L’honnêteté, la compétence et le sens du devoir ne devraient jamais être des options : ils constituent le socle même de toute gouvernance crédible.
Mais qu’entend-on réellement par « État sérieux » ? C’est un État où les institutions fonctionnent avec rigueur et indépendance. Un État où la loi s’applique à tous sans distinction. Un État où la transparence guide l’action publique et où l’intérêt général prime sur les ambitions personnelles.
Or, Haïti peine encore à atteindre cet idéal. L’instabilité chronique, la méfiance populaire et l’affaiblissement institutionnel trouvent souvent leur origine dans des décisions marquées par l’improvisation, les rivalités de pouvoir et, parfois, l’absence d’éthique.
Des rapports récents évoquent l’implication présumée d’anciennes autorités dans des pratiques graves, notamment l’armement de jeunes à travers le pays. Si ces faits sont avérés, ils constitueraient une menace directe contre la sécurité nationale et démontreraient combien l’irresponsabilité au sommet peut fragiliser tout l’édifice républicain.
Un État sérieux exige davantage. Il impose que l’intégrité, la compétence et le sens du service public soient des critères non négociables pour accéder aux fonctions publiques. Gouverner ne doit jamais être un calcul politique ; gouverner, c’est servir.

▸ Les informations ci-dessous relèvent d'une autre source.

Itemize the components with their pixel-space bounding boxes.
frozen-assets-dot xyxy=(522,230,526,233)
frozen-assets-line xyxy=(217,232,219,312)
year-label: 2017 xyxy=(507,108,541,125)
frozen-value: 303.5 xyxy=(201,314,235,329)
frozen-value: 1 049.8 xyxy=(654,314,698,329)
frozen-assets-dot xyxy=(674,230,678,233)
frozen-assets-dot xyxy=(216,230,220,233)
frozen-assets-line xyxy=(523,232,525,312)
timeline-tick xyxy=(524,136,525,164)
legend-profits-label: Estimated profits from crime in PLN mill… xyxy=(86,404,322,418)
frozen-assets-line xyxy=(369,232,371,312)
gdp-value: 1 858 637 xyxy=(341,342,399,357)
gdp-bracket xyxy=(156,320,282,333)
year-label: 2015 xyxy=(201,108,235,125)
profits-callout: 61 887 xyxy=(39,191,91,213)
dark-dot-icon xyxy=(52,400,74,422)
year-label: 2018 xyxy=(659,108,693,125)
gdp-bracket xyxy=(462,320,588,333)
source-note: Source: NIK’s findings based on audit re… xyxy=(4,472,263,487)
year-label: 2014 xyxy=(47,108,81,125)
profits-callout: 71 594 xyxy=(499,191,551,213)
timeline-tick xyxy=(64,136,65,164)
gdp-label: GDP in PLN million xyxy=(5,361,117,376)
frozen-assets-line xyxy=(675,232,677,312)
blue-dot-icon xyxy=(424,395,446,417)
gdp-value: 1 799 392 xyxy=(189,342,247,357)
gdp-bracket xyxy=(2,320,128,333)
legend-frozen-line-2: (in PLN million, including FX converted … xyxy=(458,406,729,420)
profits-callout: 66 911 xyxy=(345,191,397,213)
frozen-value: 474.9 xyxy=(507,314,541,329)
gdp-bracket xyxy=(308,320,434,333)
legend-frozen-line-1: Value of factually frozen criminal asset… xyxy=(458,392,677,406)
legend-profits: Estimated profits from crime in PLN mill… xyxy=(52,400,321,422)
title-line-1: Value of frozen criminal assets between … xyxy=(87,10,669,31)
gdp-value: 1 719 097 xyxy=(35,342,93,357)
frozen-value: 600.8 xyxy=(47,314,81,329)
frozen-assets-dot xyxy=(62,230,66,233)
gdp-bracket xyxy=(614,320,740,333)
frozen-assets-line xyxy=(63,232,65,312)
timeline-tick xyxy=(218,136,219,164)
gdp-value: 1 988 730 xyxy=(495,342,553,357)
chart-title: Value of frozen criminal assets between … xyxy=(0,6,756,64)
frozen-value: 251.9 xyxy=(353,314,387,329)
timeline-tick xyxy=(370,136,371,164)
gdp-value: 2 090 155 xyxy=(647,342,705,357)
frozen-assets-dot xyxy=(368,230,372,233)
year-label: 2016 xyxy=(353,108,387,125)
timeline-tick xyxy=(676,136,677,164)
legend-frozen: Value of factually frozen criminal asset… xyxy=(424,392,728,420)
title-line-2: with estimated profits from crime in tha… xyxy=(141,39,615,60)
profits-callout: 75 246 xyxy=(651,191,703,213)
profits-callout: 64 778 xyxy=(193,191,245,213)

Aujourd’hui, plus que jamais, Haïti a besoin de dirigeants capables de restaurer la confiance, de renforcer l’autorité morale de l’État et de proposer une vision claire et cohérente pour sortir le pays de la spirale de l’instabilité.Car sans intégrité, il n’y a pas de légitimité.
Sans vision, il n’y a pas d’avenir.Sans responsabilité, il n’y a pas d’État.